Avec mes plus vifs remerciements au professeur J.P.Genevois de l’école vétérinaire de Lyon. Merci pour son aide documentaire et sa grande patience à mon encontre au cours des nombreux échanges que nous avons sur ce sujet depuis tant d’années.
Synthèse, actualisation, illustration et rédaction
Dr. Jean-Marc Wurtz
POST-SCRIPTUM : LA DYSPLASIE COXOFÉMO RALE UNILATÉRALE ? UN LEURRE DÉCOULANT DES LIMITES DE LA MÉTHODE DE DÉPISTAGE OFFICIELLE.
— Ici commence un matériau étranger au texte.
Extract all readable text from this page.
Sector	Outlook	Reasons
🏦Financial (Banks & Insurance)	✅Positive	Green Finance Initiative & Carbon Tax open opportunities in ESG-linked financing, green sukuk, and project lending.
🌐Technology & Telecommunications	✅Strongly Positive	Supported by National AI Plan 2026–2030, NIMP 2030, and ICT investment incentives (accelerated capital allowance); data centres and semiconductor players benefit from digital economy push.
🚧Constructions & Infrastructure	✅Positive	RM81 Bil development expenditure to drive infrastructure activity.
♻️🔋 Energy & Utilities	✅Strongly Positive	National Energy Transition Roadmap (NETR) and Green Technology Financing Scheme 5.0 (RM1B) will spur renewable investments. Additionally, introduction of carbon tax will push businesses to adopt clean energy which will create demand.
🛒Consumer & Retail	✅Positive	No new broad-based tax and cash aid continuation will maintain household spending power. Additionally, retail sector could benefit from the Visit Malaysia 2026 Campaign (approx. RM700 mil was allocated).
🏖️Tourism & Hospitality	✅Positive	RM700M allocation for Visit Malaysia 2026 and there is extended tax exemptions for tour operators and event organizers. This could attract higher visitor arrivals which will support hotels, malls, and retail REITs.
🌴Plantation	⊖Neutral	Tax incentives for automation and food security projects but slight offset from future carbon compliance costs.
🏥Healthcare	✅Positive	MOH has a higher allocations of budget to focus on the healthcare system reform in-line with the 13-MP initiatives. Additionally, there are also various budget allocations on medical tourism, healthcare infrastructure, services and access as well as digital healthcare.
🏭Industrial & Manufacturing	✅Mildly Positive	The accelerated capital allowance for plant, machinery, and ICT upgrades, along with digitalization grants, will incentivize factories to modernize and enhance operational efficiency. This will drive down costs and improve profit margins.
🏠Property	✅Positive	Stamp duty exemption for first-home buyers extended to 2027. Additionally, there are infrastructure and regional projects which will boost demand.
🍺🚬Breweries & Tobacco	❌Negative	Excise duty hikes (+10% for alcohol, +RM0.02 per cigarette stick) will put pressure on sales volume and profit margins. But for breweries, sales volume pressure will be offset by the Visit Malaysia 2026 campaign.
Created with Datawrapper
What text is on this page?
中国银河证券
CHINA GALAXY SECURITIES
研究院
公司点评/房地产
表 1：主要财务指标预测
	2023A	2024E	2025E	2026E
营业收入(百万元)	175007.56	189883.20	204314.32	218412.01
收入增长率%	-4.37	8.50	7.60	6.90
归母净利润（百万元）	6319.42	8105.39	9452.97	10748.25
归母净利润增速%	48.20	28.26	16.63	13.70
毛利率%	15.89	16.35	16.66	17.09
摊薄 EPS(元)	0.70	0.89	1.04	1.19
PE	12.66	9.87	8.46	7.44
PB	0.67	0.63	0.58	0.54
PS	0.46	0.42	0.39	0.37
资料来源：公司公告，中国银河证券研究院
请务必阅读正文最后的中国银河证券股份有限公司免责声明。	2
Un cas de dysplasie soumis à discussion sur la page Facebook de notre club a récemment conduit à d’intenses échanges. Ils mettaient en lumière le doute qui subsiste dans certains esprits quant au caractère exclusivement génétique de cette affection avec notamment comme argument, la dysplasie unilatérale, ne touchant qu’une seule hanche.« Si c’est génétique, ça touche les deux côtés.Le fait qu’il y ait des chiens qui n’ont qu’une seule hanche de touchée prouve bien qu’il y a des dysplasies non génétiques». J’ai donc une fois de plus échangé sur le sujet avec le professeur Genevois et voici sa réponse.
Dans la quasi-totalité des cas, la dysplasie est bilatérale. Lorsque, chez un chien qui ne présente pas de développement arthrosique, une hanche parait normale sur la radio de dépistage alors que la hanche opposée est « déplacée » latéralement en raison de l’hyperlaxité, c’est tout simplement que la radio n’a pas mis en évidence l’hyperlaxité sur la hanche
qui apparait comme « saine ». Voici un exemple : sur cette radio d’un rottweiler femelle de 2 ans, la hanche située du côté gauche est dysplasique, alors que la hanche située du côté droit est parfaitement normale.
Sur cette seconde radio du même chien, prise dans la même série de clichés par le vétérinaire, on s’aperçoit que la hanche du côté droit est en fait aussi mauvaise que la gauche.
Pour rappel, la dysplasie est un problème de laxité excessive des articulations coxo-fémorales, ce qui signifie que les têtes fémorales peuvent« s’écarter» latéralement de manière plus ou moins importante par rapport à la cavité acétabulaire. La principale limite du procédé actuel de dépistage de la OH, la radio standard, est qu’il ne permet pas de mettre en évidence de manière systématique l’hyperlaxité coxo-fémorale. Au moment où l’on fait la radio, même sur un chien correctement anesthésié, il peut se faire que le déplacement ne se manifeste pas, le chien paraîtra normal. C’est un faux négatif, ou le déplacement ne se voit que d’un côté (comme dans notre exemple).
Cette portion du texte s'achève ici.